Governo, Conte ottimista: “scioglierò riserva martedì o mercoledì”. Il Pd con Franceschini propone: no ai vicepremier. E nel M5S emergono le fratture, martedì il voto degli iscritti sull’alleanza

Due giorni, al massimo tre. Poi Giuseppe Conte salirà al Colle per sciogliere la riserva. “Spero positivamente”, dice il presidente del Consiglio incaricato partecipando in collegamento video dal suo studio di Palazzo Chigi alla festa del Fattoquotidiano. Il premier assicura che la deadline per la formazione del nuovo esecutivo giallorosso sarà “all’inizio della prossima settimana. Non lunedì, ma tra martedì massimo mercoledì dobbiamo poter chiudere”, dice.
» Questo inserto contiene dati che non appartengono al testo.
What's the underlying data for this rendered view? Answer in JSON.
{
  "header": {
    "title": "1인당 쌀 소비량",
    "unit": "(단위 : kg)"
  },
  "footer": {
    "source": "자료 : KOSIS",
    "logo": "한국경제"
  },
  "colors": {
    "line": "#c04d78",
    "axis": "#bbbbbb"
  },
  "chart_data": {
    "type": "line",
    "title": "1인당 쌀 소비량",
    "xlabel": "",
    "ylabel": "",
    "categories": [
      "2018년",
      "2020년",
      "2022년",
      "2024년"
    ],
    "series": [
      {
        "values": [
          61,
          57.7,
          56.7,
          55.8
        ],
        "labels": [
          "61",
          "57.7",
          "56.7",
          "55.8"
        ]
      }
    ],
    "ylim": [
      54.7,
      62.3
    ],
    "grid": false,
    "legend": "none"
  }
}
La squadra dell’esecutivo che guiderà non è ancora pronta, ma questa – spiega – non è la priorità del presente. Lo è invece il programma che non sarà un contratto stile Lega-M5s ma un unico testo “condiviso dove sarà difficile distinguere una misura o un obiettivo che sta a cuore all’una o all’altra forza politica”. Il lavoro, assicura, sta procedendo positivamente e anche Luigi Di Maio sta lavorando “con entusiasmo”: tra M5s e Pd “c’è un buon clima” e “tutti sono disponibili ad accantonare il passato e a concentrarsi su questo importante progetto che non riguarda una singola forza politica ma l’intero bene del Paese”. Per i nomi di chi guiderà i vari ministeri, come detto, non c’è fretta. Quando il programma sarà definito inviterà Movimento 5 stelle e Partito democratico “a sedersi intorno a un tavolo e a dare suggerimenti, non indicazioni secche ma aperte, in modo da poter scegliere la migliore squadra”. Per ora si limita ad assicurare che lavorerà perché non sia una compagine tutta al maschile. Anche il nodo del vice premier non è ancora sciolto, anche se, come vedremo, nel pomeriggio il Pd avanza una proposta per sbloccarlo.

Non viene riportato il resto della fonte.